Vielleicht kann es uns gelingen, auch in der Predigt das Ferne in die Nähe zu rücken. Am besten gelingt dies mit Erzählungen aus der Ökumene. Dabei kann zugleich die Verbundenheit im Glauben mit den Menschen in der Ferne wie auch die Verbundenheit im gemeinsamen Schicksal der gemeinsam bewohnten Welt in den Blick genommen werden.
Zu Eph 1, 17 – 23
In Ihrem zweiten Teil ab Vers 20 deckt sich diese Perikope in ihrer Aussage sehr stark mit Apg 1, 1 – 11. Die Ausdehnung der Herrschaft Jesu Christi über die ganze Welt, ja auf das ganze Universum durch das Wirken Gottes als Geistkraft wird in doxologischer Terminologie beschrieben. Somit gilt das bereits oben Gesagte: Dieser Text auf Himmelfahrt ausgelegt macht den universellen, oder mit einem anderen Begriff, den globalen Anspruch der Ethik Jesu deutlich. Er eröffnet dem oder der Predigenden die Möglichkeit, den Blick der Gemeinde über den eigenen, unmittelbar wahrgenommen Nahbereich hinaus zu erweitern auf die Welt als ganze und den globalen Zusammenhängen und Auswirkungen unseres Handelns. Die Botschaft Jesu von Gottes bedingungsloser Liebe gilt allen Geschöpfen ebenso wie der Anspruch der Nächstenliebe.
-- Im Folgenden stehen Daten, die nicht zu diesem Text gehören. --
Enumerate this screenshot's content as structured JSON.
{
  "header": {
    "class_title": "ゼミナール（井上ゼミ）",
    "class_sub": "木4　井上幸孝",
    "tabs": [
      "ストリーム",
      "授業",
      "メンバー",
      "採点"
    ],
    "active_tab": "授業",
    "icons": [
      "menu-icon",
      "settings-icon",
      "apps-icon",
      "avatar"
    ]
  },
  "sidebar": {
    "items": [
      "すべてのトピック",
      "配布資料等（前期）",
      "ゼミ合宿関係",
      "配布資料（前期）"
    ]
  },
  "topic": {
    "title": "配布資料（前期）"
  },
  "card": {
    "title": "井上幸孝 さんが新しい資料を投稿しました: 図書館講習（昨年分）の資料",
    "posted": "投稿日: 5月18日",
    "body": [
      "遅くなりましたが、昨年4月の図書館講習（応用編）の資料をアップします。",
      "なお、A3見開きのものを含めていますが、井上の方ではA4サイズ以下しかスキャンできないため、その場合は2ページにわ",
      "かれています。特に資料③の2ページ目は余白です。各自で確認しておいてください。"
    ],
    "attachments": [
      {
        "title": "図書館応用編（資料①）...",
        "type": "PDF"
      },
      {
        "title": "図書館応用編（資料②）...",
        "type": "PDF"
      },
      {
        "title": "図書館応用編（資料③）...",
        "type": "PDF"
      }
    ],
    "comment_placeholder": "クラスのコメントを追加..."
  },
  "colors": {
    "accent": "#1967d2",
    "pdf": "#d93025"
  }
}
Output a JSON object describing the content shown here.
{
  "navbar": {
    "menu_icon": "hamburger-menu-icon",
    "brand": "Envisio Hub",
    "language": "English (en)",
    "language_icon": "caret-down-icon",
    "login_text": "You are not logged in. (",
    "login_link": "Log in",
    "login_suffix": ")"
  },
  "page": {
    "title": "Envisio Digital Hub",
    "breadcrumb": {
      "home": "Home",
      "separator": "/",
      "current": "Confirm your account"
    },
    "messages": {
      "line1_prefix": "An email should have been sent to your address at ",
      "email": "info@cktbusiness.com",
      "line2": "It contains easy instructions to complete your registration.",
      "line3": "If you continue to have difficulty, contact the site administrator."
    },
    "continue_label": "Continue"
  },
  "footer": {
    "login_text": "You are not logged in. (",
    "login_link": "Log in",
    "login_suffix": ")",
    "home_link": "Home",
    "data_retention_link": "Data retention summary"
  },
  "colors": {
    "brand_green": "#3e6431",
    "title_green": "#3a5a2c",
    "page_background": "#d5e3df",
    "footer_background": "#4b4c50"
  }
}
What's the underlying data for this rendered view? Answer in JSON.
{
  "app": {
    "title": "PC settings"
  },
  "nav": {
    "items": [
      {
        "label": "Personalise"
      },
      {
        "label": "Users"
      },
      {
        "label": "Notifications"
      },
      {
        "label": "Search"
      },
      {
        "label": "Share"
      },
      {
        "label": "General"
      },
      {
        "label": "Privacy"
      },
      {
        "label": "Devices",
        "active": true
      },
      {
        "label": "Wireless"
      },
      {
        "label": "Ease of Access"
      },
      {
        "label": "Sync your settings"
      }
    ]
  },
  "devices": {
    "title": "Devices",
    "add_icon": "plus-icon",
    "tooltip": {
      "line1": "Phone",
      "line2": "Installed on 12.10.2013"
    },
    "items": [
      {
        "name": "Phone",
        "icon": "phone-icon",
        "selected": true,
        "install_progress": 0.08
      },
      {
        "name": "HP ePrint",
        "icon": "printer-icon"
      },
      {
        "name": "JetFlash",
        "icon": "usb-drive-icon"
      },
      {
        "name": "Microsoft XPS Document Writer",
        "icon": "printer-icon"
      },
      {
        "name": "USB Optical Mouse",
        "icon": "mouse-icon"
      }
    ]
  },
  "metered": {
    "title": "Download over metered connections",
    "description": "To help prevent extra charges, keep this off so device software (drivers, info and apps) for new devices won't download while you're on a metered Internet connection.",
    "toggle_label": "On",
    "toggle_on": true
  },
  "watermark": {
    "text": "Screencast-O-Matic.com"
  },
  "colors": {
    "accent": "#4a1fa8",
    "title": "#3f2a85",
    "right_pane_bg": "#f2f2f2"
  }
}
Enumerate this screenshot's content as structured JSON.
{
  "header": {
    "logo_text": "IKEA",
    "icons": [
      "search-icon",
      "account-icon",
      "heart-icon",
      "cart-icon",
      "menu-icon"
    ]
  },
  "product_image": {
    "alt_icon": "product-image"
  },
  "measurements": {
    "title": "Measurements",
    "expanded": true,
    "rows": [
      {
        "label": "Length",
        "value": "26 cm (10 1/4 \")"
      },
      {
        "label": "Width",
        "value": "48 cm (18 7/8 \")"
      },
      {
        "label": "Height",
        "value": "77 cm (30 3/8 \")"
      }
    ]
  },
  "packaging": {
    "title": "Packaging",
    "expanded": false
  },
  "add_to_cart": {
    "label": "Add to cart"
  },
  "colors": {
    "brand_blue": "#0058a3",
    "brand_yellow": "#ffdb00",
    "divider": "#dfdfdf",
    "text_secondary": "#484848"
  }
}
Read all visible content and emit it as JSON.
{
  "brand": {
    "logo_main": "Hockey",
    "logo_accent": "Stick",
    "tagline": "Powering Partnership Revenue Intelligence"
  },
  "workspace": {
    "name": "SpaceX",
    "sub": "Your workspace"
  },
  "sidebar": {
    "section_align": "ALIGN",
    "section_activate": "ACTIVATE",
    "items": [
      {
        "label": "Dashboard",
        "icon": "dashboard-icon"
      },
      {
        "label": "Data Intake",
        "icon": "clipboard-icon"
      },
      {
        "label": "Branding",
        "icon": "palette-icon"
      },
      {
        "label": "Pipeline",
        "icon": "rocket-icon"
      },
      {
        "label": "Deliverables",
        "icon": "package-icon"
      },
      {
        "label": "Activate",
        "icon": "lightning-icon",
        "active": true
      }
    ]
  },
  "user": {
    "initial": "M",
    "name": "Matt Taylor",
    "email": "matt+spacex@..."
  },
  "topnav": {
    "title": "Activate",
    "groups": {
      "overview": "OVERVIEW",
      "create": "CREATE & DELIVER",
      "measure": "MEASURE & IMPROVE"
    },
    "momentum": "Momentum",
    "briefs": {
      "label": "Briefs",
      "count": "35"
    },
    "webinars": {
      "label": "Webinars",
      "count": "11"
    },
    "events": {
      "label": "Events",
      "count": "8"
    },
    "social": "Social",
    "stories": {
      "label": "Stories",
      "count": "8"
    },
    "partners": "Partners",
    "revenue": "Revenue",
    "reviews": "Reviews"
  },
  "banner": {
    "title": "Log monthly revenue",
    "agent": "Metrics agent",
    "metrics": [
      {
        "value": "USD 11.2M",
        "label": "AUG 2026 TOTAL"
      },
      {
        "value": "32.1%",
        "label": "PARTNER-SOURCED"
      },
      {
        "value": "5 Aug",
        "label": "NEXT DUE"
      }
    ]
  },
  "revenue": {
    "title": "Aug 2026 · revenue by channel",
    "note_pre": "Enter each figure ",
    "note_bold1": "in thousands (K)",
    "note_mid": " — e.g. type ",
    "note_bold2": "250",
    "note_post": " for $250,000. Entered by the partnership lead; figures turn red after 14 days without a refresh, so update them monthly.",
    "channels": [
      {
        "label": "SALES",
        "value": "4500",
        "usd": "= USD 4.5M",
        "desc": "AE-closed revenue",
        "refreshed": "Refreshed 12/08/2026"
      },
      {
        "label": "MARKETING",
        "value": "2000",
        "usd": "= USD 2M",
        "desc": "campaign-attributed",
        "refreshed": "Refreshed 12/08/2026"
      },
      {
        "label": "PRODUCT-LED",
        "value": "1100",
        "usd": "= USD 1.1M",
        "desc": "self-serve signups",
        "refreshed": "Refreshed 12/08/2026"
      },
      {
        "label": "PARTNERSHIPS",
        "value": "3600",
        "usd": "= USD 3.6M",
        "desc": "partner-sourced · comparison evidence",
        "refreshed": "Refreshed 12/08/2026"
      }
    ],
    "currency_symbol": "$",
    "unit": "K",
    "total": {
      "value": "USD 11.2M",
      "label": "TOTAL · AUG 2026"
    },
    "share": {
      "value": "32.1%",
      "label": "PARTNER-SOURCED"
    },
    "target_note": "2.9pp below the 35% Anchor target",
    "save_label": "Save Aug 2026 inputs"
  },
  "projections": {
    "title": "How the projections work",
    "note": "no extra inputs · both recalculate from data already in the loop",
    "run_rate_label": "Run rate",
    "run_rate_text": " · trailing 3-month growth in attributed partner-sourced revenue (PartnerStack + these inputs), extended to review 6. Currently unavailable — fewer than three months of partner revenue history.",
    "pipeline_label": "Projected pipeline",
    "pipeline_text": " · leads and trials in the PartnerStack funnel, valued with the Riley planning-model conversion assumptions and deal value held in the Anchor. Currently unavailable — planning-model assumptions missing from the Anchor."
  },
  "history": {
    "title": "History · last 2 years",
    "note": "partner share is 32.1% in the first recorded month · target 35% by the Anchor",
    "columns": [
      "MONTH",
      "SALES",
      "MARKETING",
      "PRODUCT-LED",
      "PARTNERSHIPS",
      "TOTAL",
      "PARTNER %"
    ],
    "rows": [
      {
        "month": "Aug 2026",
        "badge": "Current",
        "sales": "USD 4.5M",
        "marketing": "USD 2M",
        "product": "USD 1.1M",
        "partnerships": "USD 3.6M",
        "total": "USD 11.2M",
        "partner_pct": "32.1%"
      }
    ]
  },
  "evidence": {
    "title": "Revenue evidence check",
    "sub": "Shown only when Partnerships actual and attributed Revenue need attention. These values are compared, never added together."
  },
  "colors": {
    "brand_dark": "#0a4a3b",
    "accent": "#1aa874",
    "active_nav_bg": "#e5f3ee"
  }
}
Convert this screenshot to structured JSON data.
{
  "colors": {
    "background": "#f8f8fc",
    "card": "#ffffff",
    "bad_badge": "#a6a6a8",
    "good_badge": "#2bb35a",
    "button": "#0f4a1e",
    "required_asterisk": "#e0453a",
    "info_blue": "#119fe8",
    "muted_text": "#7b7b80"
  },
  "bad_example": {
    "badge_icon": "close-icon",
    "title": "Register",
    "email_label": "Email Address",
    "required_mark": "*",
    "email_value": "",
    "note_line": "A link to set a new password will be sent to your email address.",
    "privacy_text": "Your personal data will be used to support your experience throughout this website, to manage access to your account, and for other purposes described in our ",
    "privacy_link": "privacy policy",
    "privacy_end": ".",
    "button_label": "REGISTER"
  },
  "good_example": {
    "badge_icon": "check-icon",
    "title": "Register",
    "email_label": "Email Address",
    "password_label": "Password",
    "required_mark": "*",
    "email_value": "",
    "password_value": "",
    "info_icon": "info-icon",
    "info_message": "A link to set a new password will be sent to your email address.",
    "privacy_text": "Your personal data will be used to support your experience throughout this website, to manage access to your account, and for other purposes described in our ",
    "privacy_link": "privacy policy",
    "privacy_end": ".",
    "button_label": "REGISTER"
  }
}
In seinem ersten Teil macht diese Perikope deutlich, dass ein solches fürsorgliches Handeln wie auch die vorausgehende Erkenntnis seiner Notwendigkeit nicht selbstverständlich oder bereits im Menschen angelegt ist, sondern eine Wirkung des göttlichen Geistes, eine Wirkung Gottes selbst ist. Damit steht am Beginn allen Bemühens um nachhaltiges Denken und Handeln die Bitte, das Gebet um diesen Geist, der die Herzen der Menschen verwandelt. Es ist diese Verwandlung der menschlichen Herzen, des menschlichen Denkens und in Folge davon des menschlichen Handelns, mit dem Gottdiese Welt gestaltet – oder mit dem traditionellen Begriff – mit dem Gott die Welt regiert. Ohne Macht und Gewalt allein durch die Verwandlung der menschlichen Herzen verändert Gott die Welt. Zu diesem veränderten menschlichen Verhalten gehört auch die Etablierung neuer Strukturen, gerechterer Strukturen des Welthandels zum Beispiel oder gerechterer Machtstrukturen.
Zu Lk 24, 46 – 53
In dieser Perikope scheint wie in Apg 1 die Himmelfahrt Jesu und damit die Thematik des heutigen Festtages im Mittelpunkt zu stehen. Wenn in der Predigt dies in den Blick genommen werden soll, gilt das oben Gesagte. Der spezielle Akzent liegt jedoch wohl eher auf den ersten Versen und damit auf der Aussendung der Jüngerinnen und Jünger. Deutlich wird hier der globale Anspruch Jesu. Die Jüngerinnen und Jünger sind an alle Völker gewiesen, und allen Völkern gilt der Ruf zur Umkehr. Anfangen sollen die Jüngerinnen dort, wo sie sind. In diesem Sinne gilt der Ruf zur Umkehr zunächst einmal den Rufenden selbst und dann den Menschen in ihrer unmittelbaren Umgebung – auch wenn der Anspruch Jesu ein globaler ist. Umkehr meint zunächst die Umkehr zu Gott, aber damit zugleich auch eine Veränderung des eigenen Denkens und Handelns. Damit kann dieser Ruf zur Umkehr auch als ein Ruf zur Umkehr zu einem nachhaltigen Leben gedeutet werden. Das ist sicher eine Verengung des Umkehrrufes, aber eine zulässige, wenn sich der oder die Predigende dessen bewusst ist. Im Übrigen gilt das zu den beiden anderen Perikopen Gesagte.